There are also systems in place such as home equity loans, also known as home equity line of credit (HELOC), which utilize the house as collateral, providing a lump sum payment that can be paid back over the course of several years. This aids in covering the initial high cost of a full 3-10 kW solar power system, which may not be affordable for some people without financing.

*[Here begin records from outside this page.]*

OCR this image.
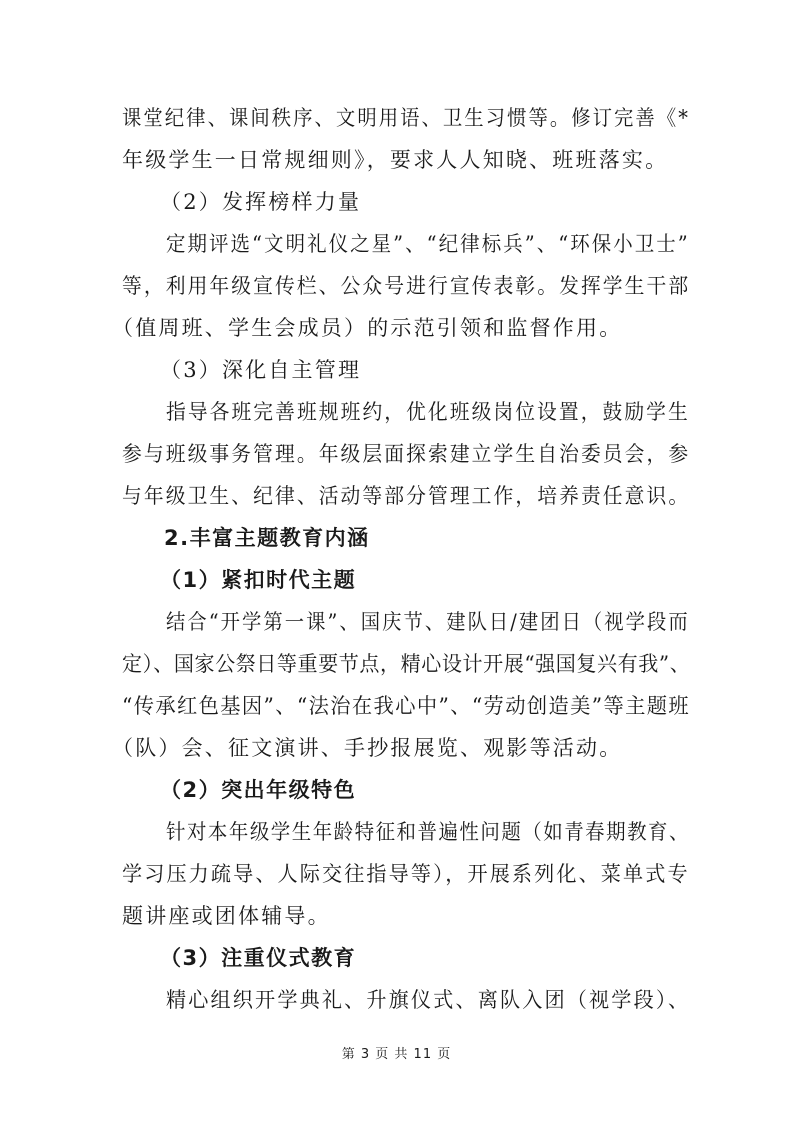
课堂纪律、课间秩序、文明用语、卫生习惯等。修订完善《*
年级学生一日常规细则》，要求人人知晓、班班落实。
（2）发挥榜样力量
定期评选“文明礼仪之星”、“纪律标兵”、“环保小卫士”
等，利用年级宣传栏、公众号进行宣传表彰。发挥学生干部
（值周班、学生会成员）的示范引领和监督作用。
（3）深化自主管理
指导各班完善班规班约，优化班级岗位设置，鼓励学生
参与班级事务管理。年级层面探索建立学生自治委员会，参
与年级卫生、纪律、活动等部分管理工作，培养责任意识。
2.丰富主题教育内涵
（1）紧扣时代主题
结合“开学第一课”、国庆节、建队日/建团日（视学段而
定）、国家公祭日等重要节点，精心设计开展“强国复兴有我”、
“传承红色基因”、“法治在我心中”、“劳动创造美”等主题班
（队）会、征文演讲、手抄报展览、观影等活动。
（2）突出年级特色
针对本年级学生年龄特征和普遍性问题（如青春期教育、
学习压力疏导、人际交往指导等），开展系列化、菜单式专
题讲座或团体辅导。
（3）注重仪式教育
精心组织开学典礼、升旗仪式、离队入团（视学段）、
第 3 页 共 11 页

== Solar power distribution potential ==
Research efforts are ongoing to improve and maximize the amount of North Carolina's energy that is sourced from solar energy. One area of interest is agricultural land that has an adjacent water shed. A case study was performed in 2020 to find potential areas that would maximize the economic impact of solar farms and minimize the impacts on land and the environment. The environmental impacts were found to be minimal compared to other energy sources like coal and fossil fuels that create pollution in the runoff and water sheds. The study also found that in the eastern part of the state there already exists a relationship between farmlands and active solar farms. It was shown that many agricultural areas are located by watersheds that have high levels of water pollution and damage caused by current energy practices. The study concluded that using agricultural land adjacent to water sheds has high potential. With the availability of this land and the benefits associated, solar energy has the potential to source up to 40% of North Carolina's total energy production.